Common wording used in the fake emails
The following examples reflect wording commonly reported in phishing emails targeting Squarespace users:
“Squarespace has completed an internal review of your website and identified compliance issues requiring action.”
“Your website is not fully aligned with the latest Squarespace platform requirements.”
“A compliance setup is required to avoid service interruption or suspension.”
“Reply ‘YES’ to proceed so I can begin the compliance configuration.”
“Failure to complete this process may result in temporary or permanent downtime.”
“Squarespace EAA/AAA/AAT compliance required”
Squarespace does not use this language, does not run these processes, and these messages are not legitimate.

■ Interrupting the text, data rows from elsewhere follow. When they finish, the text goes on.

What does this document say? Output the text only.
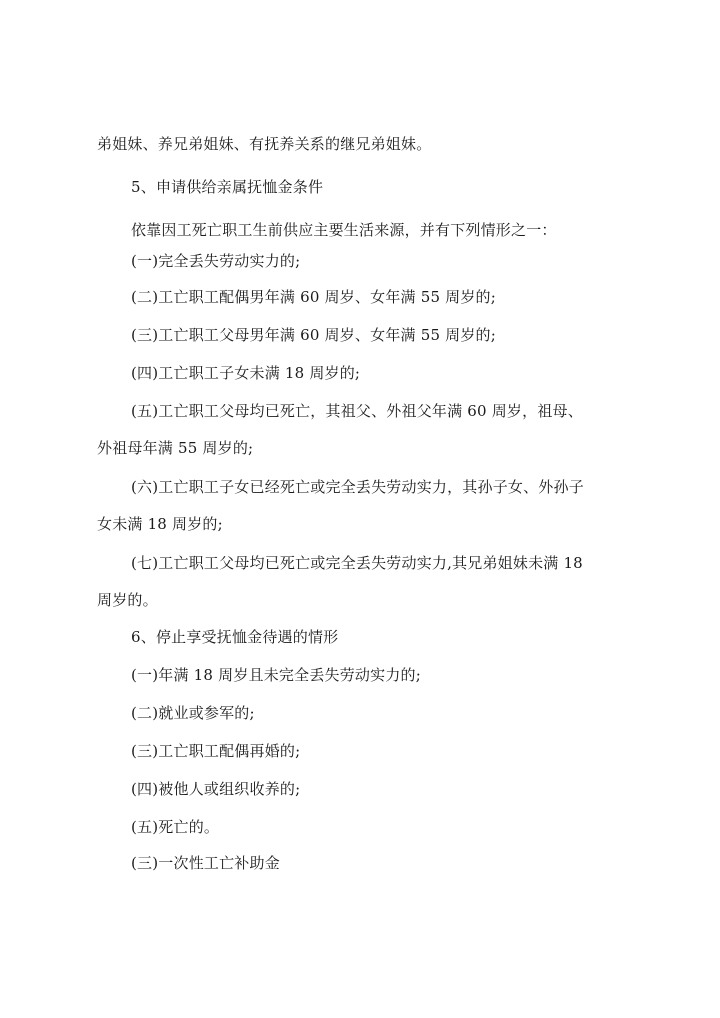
弟姐妹、养兄弟姐妹、有抚养关系的继兄弟姐妹。
5、申请供给亲属抚恤金条件
依靠因工死亡职工生前供应主要生活来源，并有下列情形之一：
(一)完全丢失劳动实力的;
(二)工亡职工配偶男年满 60 周岁、女年满 55 周岁的;
(三)工亡职工父母男年满 60 周岁、女年满 55 周岁的;
(四)工亡职工子女未满 18 周岁的;
(五)工亡职工父母均已死亡，其祖父、外祖父年满 60 周岁，祖母、
外祖母年满 55 周岁的;
(六)工亡职工子女已经死亡或完全丢失劳动实力，其孙子女、外孙子
女未满 18 周岁的;
(七)工亡职工父母均已死亡或完全丢失劳动实力,其兄弟姐妹未满 18
周岁的。
6、停止享受抚恤金待遇的情形
(一)年满 18 周岁且未完全丢失劳动实力的;
(二)就业或参军的;
(三)工亡职工配偶再婚的;
(四)被他人或组织收养的;
(五)死亡的。
(三)一次性工亡补助金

Squarespace has confirmed that:
There is no known security breach of its platform or partners
These emails are phishing attempts designed to extract payments, credentials, or access
Squarespace publishes official guidance on identifying and reporting suspicious emails:
What Squarespace and partners do not do
To be absolutely clear, neither Squarespace nor legitimate Squarespace Partners or agencies will do the following:
Squarespace does not conduct “compliance audits” or “internal reviews” of your site
Squarespace does not issue “compliance keys” or “license keys”

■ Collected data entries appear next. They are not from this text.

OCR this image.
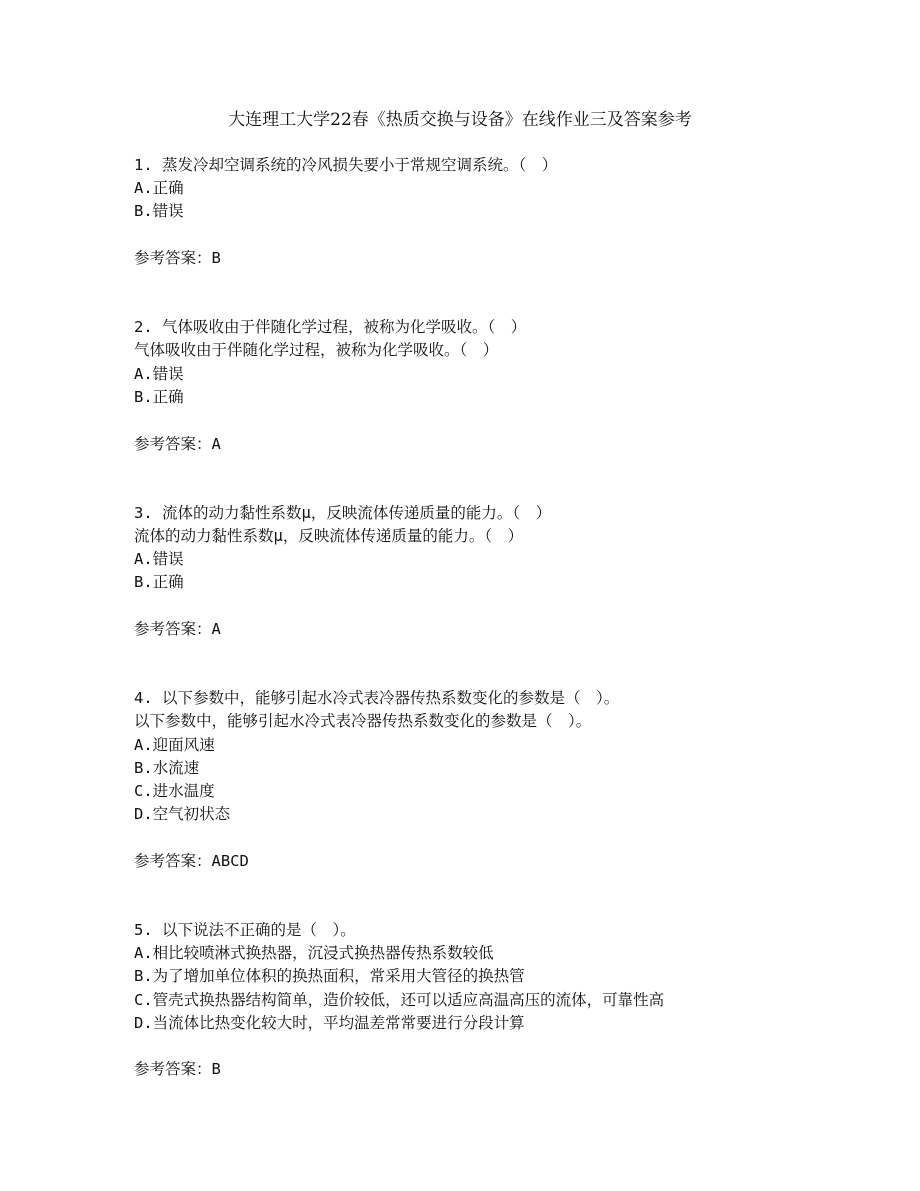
大连理工大学22春《热质交换与设备》在线作业三及答案参考
1. 蒸发冷却空调系统的冷风损失要小于常规空调系统。（　）
A.正确
B.错误
参考答案：B
2. 气体吸收由于伴随化学过程，被称为化学吸收。（　）
气体吸收由于伴随化学过程，被称为化学吸收。（　）
A.错误
B.正确
参考答案：A
3. 流体的动力黏性系数μ，反映流体传递质量的能力。（　）
流体的动力黏性系数μ，反映流体传递质量的能力。（　）
A.错误
B.正确
参考答案：A
4. 以下参数中，能够引起水冷式表冷器传热系数变化的参数是（　）。
以下参数中，能够引起水冷式表冷器传热系数变化的参数是（　）。
A.迎面风速
B.水流速
C.进水温度
D.空气初状态
参考答案：ABCD
5. 以下说法不正确的是（　）。
A.相比较喷淋式换热器，沉浸式换热器传热系数较低
B.为了增加单位体积的换热面积，常采用大管径的换热管
C.管壳式换热器结构简单，造价较低，还可以适应高温高压的流体，可靠性高
D.当流体比热变化较大时，平均温差常常要进行分段计算
参考答案：B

Squarespace does not ask users to reply “YES” to begin a process
Legitimate Squarespace Partners do not contact clients from free email addresses
Legitimate agencies do not initiate compliance, license, or audit requests on Squarespace’s behalf
Legitimate agencies do not ask for urgent payment or admin access via unsolicited email
If an email claims otherwise, it should be treated as fraudulent.
How to protect yourself
If you receive an email like this:
Check the sender carefully. Look for subtle misspellings, extra characters, or incorrect domains.
Do not reply, pay, or click links. Even responding can confirm your email address to scammers.
Never share login credentials or grant site permissions. Squarespace will never request this via email.
Do not publish your email address publicly. Use Squarespace forms with Google reCAPTCHA enabled to reduce automated scraping and scam outreach.
Be skeptical of first-contact cold outreach. Unsolicited emails offering audits, fixes, or urgent issues — especially from free email accounts — are a common scam pattern.
Enable two-factor authentication (2FA). Use 2FA on your Squarespace, email, and Google accounts.
Verify directly. If an email references your website or designer, contact them using known, trusted contact details — not the information in the email.
For broader guidance on identifying phishing scams and protecting yourself, see the Federal Trade Commission’s resource on how to recognize and avoid phishing.
If you already responded or paid
Change your Squarespace and email passwords immediately
Contact your payment provider as soon as possible
Revoke any admin or third-party access you granted
Report the email
Report the email
Mark it as phishing or spam in your email provider (for example, Gmail)
Report it to Squarespace if applicable
Report the scam to the appropriate authority:
United States: Federal Trade Commission
United Kingdom: National Cyber Security Centre
Canada: Canadian Anti-Fraud Centre
Other countries: Your national consumer protection or cybercrime authority
Our commitment
We take security and trust seriously. We use modern email authentication standards (SPF, DKIM, and DMARC) and do not conduct unsolicited audits, compliance checks, or payment requests via email. These protections help prevent others from impersonating our domain; they do not prevent scammers from contacting you from unrelated email addresses.
If you ever receive a message that references your site and you’re unsure whether it’s legitimate, contact us directly. We’re happy to verify it with you.
This page is provided for general security awareness and does not constitute a guarantee against third-party fraud.